Буквальное восприятие этих инструкций породило еще не виданную манеру продавать печатное слово. Подкрепляемый собственным безграничным нахальством и благочестивыми аксиомами вымогательства, гласившими, что «хороший распространитель не принимает отказа», что он должен «не отставать от потенциального покупателя», даже если его гонят, что он должен «понять психологию клиента», Люк пристраивался сбоку к какому-нибудь ничего не подозревающему прохожему, раскрывал перед его лицом широкие листы «Сатердей ивнинг пост», разражался бурной речью, обильно уснащенной заиканием, шуточками, лестью и такой стремительной, что прохожий не мог ни взять журнала, ни отказаться от него, и под ухмылки всех встречных гнал свою жертву по улице, затискивал в угол и брал поспешно протянутые пять центов выкупа.
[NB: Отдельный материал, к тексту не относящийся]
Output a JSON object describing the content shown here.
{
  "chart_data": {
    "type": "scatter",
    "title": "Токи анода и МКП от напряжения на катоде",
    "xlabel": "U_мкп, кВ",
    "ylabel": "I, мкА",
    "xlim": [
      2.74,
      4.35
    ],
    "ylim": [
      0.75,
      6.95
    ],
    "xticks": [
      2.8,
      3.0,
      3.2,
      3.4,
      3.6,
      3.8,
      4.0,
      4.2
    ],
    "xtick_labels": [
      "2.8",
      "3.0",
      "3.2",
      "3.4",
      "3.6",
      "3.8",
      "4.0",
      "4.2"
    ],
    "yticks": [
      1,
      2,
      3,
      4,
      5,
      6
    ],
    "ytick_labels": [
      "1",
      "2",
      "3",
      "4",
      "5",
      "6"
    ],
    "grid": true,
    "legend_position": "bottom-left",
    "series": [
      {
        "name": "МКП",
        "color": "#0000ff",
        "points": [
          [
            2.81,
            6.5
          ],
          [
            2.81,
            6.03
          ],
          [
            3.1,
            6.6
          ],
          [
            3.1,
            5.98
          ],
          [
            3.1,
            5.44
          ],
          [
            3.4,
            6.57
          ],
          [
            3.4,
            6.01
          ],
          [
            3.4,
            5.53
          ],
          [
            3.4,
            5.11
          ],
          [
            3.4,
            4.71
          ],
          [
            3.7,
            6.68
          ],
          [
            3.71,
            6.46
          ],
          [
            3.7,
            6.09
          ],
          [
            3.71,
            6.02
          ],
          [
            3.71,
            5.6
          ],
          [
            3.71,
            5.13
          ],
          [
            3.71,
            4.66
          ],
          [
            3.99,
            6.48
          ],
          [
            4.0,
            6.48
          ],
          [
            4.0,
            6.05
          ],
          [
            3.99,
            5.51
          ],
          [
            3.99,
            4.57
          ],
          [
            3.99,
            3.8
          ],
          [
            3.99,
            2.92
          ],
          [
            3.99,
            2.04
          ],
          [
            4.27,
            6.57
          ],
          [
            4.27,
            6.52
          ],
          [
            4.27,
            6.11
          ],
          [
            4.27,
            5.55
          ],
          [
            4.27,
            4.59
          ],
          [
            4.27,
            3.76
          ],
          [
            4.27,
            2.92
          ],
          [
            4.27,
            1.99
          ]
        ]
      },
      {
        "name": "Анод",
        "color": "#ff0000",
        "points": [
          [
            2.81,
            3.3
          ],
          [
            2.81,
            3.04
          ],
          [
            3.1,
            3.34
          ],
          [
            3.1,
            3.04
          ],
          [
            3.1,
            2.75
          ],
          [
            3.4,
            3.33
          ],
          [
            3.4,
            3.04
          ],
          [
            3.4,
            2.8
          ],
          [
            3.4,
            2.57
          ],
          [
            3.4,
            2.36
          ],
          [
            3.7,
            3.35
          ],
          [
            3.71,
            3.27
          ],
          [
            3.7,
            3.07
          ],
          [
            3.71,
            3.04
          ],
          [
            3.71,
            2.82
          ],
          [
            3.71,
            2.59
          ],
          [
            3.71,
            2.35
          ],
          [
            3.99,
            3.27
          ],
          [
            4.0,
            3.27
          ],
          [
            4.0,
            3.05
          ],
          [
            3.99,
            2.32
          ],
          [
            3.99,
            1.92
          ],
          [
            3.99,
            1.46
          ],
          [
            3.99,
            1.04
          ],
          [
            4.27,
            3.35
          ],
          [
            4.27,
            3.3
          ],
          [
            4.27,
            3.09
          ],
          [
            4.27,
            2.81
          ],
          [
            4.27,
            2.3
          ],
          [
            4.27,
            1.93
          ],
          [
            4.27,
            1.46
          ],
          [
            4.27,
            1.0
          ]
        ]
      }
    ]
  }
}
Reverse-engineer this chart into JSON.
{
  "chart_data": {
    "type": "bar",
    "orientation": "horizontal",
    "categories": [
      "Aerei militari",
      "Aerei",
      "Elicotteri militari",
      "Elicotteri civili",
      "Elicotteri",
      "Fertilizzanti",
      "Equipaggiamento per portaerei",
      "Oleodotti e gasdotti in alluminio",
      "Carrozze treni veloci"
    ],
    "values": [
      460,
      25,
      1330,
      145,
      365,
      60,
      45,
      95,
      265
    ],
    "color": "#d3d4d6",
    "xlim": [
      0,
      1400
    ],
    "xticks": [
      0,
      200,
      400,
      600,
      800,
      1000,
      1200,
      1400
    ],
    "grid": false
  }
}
– Да, сэр, да, сэр! – начинал он звучным голосом, широко шагая, чтобы попасть в ногу «потенциальному покупателю». – Свежий номер «Сатердей ивнинг пост», пять центов, всего пять центов, п-п-покупается еженедельно д-д-вумя миллионами читателей. В этом н-н-номере вы получите восемьдесят шесть страниц ф-фактов и литературных произведений, не говоря уж о рекламных объявлениях. Если вы не умеете ч-ч-читать, то от одних иллюстраций получите удовольствия куда больше, чем на пять центов. На тринадцатой странице мы на этой неделе даем прекрасную статью А-а-айзека Маркосссона, з-з-знаменитого путешественника и политического писателя; на странице двадцать девятой вы найдете рассказ Ирвина Кобба, в-в-величайшего из живущих юмористов, и новый боксерский рассказ Д-д-джека Лондона. Если вы к-к-купите его в книге, он обойдется вам в полтора д-д-доллара.